Re: [PATCH] ext4: fix marking group trimmed if all blocks not trimmed

From: tytso
Date: Fri Aug 07 2020 - 18:02:03 EST


On Mon, Aug 03, 2020 at 04:17:44PM +0000, Lazar Beloica wrote:
> When FTRIM is issued on a group, ext4 marks it as trimmed so another FTRIM
> on the same group has no effect. Ext4 marks group as trimmed if at least
> one block is trimmed, therefore it is possible that a group is marked as
> trimmed even if there are blocks in that group left untrimmed.
>
> This patch marks group as trimmed only if there are no more blocks
> in that group to be trimmed.

This patch makes no sense; first of all, the changes below are *not*
in the function ext4_trim_extent(), but rather ext4_trim_all_free().
It appears that the diff is based off of v5.8-rc2, based on the index
c0a331e, but then I'm not sure how you generated the diff?

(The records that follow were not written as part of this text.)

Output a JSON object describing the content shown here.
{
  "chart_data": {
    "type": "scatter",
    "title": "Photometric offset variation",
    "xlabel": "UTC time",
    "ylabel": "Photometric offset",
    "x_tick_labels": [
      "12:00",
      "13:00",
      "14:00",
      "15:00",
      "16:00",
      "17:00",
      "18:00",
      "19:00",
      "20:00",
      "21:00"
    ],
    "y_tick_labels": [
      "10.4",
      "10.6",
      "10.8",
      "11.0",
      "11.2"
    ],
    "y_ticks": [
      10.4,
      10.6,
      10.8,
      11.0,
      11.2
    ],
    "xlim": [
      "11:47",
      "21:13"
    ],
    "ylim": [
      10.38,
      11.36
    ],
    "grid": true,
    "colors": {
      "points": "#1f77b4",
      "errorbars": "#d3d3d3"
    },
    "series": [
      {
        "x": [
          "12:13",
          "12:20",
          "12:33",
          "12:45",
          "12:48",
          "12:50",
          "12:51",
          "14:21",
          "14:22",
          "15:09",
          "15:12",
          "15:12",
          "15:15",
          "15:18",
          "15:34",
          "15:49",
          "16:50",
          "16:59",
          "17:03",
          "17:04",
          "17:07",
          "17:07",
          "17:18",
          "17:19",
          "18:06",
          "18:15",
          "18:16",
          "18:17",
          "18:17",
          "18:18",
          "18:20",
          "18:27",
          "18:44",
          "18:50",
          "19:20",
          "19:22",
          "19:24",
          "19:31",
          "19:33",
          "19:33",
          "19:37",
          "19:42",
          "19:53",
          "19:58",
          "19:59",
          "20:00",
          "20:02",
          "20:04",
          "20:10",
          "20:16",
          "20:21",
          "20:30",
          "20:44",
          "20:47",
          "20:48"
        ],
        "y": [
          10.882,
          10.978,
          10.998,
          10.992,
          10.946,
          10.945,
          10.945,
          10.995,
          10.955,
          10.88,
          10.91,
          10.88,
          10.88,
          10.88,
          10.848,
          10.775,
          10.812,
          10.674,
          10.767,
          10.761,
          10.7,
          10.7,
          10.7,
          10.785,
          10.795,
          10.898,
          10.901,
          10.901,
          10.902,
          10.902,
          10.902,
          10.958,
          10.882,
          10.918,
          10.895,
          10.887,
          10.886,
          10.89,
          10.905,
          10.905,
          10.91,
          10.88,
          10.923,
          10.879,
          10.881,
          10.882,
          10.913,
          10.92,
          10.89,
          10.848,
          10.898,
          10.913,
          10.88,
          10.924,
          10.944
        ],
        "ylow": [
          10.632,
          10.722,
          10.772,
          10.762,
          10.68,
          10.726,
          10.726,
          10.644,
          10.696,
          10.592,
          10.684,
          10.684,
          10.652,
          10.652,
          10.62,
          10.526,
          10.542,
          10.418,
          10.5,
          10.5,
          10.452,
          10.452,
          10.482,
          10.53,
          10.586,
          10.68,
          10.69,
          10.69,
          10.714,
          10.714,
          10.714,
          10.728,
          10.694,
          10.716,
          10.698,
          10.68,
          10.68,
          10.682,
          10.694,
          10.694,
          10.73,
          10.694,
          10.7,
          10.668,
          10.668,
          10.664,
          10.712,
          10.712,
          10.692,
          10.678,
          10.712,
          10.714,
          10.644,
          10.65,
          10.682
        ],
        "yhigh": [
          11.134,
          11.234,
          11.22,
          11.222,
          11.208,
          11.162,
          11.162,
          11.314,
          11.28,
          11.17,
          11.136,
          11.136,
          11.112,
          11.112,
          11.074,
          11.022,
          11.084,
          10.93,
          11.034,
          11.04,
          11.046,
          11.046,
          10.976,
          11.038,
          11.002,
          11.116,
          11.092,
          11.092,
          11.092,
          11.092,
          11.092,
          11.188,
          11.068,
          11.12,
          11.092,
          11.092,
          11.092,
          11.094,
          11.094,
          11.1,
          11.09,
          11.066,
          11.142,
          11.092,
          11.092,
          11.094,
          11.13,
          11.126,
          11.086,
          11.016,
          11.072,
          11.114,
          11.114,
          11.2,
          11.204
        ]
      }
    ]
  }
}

Secondly, ext4_trim_all_free(), which is where these two patch hunks
appear:

> diff --git a/fs/ext4/mballoc.c b/fs/ext4/mballoc.c
> index c0a331e..130936b 100644
> --- a/fs/ext4/mballoc.c
> +++ b/fs/ext4/mballoc.c
> @@ -5346,6 +5346,7 @@ static int ext4_trim_extent(struct super_block *sb, int start, int count,
> {
> void *bitmap;
> ext4_grpblk_t next, count = 0, free_count = 0;
> + ext4_fsblk_t max_blks = ext4_blocks_count(EXT4_SB(sb)->s_es);
> struct ext4_buddy e4b;
> int ret = 0;
>
> @@ -5401,7 +5402,9 @@ static int ext4_trim_extent(struct super_block *sb, int start, int count,
>
> if (!ret) {
> ret = count;
> - EXT4_MB_GRP_SET_TRIMMED(e4b.bd_info);
> + next = mb_find_next_bit(bitmap, max_blks, max + 1);
> + if (next == max_blks)
> + EXT4_MB_GRP_SET_TRIMMED(e4b.bd_info);
> }
> out:
> ext4_unlock_group(sb, group);

The function send discards for blocks in a block group which are
freed. So setting max_blks to be ext4_blocks_count() and then using
it as the limit to mb_find_next_bit() makes no sense. First of all
next will never be equal to max_blks, since next is an offset relative
to the beginning of the block group, and max_blks is set number of
blocks in the entire file system.

Secondly, mb_find_next_bit is searching a bitmap, which is a single
file system block (e.g., 4k in a 4k block file system). So if
max_blks is the the number of blocks in (for example) a 10TB file
system, this is going to potentially cause a kernel oops.

How, exactly did you test this patch?

- Ted